Dall’ inizio di quest’anno si sente spesso parlare sui giornali, dalla TV, dagli organi di governo, che la crisi economica che ha investito il nostro Paese ormai dieci anni fa sarebbe ormai dietro alle nostre spalle.
Siamo sicuri?
Uscire dalla crisi dovrebbe significare, intuitivamente, che la nostra economia sia ritornata a crescere.

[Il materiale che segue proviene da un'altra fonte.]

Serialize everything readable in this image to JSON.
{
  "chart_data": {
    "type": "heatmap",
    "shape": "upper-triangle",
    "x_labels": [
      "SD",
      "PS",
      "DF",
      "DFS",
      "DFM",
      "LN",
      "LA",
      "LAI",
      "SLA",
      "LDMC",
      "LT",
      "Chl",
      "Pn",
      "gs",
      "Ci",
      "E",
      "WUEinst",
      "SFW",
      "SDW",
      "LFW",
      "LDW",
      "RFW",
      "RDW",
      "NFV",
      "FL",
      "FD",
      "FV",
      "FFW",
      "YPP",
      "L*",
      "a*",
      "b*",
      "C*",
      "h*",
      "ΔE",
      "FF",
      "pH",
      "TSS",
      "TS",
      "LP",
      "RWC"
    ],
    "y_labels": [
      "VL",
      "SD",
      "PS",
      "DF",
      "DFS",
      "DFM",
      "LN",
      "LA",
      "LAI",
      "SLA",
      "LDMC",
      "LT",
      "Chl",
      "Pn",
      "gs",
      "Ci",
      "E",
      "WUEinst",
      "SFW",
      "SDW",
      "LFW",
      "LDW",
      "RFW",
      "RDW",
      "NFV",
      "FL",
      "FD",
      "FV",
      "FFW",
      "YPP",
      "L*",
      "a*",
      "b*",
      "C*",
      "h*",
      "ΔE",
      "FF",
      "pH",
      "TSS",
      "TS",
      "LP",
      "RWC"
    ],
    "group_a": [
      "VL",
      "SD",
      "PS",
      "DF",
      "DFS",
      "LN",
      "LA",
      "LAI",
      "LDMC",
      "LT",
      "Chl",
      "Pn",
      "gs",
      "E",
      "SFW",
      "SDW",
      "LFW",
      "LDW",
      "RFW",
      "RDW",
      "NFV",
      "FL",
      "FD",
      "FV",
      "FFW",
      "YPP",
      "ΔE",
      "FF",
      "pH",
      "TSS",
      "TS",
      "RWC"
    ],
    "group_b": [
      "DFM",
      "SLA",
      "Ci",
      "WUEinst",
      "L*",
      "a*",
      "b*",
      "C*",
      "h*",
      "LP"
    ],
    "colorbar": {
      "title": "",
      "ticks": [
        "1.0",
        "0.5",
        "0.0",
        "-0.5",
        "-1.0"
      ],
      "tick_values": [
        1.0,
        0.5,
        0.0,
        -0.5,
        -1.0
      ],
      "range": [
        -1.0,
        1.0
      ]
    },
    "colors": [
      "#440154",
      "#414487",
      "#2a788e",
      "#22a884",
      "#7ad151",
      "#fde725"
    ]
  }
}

Ma in che senso?
In relazione al PIL, al reddito pro capite, al risparmio individuale, alla capacita di spesa individuale… in base a cosa esattamente?? Eh?!? (se vuoi saperne di più clicca qui)
Termini come PIL, reddito pro capite, risparmio e spesa sono concetti, diciamoci la verità, anche diversamente interpretabili in base alle situazioni. Quello che conta è la vita vera, quella che tu imprenditore trascorri nella tua azienda tra fornitori poco seri, clienti che pagano con ben più di qualche difficoltà, banche che chiudono i rubinetti, burocrazia ormai arrivata a livelli asfissianti.
Quindi,
COSA VUOL DIRE PER TE IMPRENDITORE USCIRE DALLA CRISI?
Chiarisco subito un concetto fondamentale, che secondo la mia esperienza personale e professionale, fa tutta la differenza del mondo. Fare impresa in Italia è difficile. Dannatamente difficile. Coloro che decidono di aprire partita IVA in Italia in questo periodo storico sono ai miei occhi dei veri e propri eroi perché, prima ancora di confrontarsi con il mercato, devono affrontare tutte le insidie che il nostro “Sistema” Paese pone di fronte a loro, e che purtroppo ogni imprenditore conosce fin troppo bene.
Ma premesso ciò, il vero imprenditore eroe e quello che apre partita IVA e prospera NONOSTANTE tutti queste insidie.
È assurdo il solo pensare che Stato, Sistema bancario, Europa si fermino, rivolgano il loro sguardo benevolo verso di te e ti chiedano “Cosa posso fare per aiutarti”?
È brutto, forse ingiusto, ma la situazione è questa.
E ALLORA, NELL’INDIFFERENZA GENERALE, COSA PUOI FARE?
PASSO NUMERO UNO. TAGLIARE QUELLO CHE NON SERVE.
Probabilmente, negli anni passati della bufera economica, come imprenditore hai dovuto operare dei tagli, dolorosi ma necessari.
- Probabilmente hai tagliato il tuo compenso mensile o annuale, cercando di vivere dei risparmi accumulati in anni dove la situazione era più stabile.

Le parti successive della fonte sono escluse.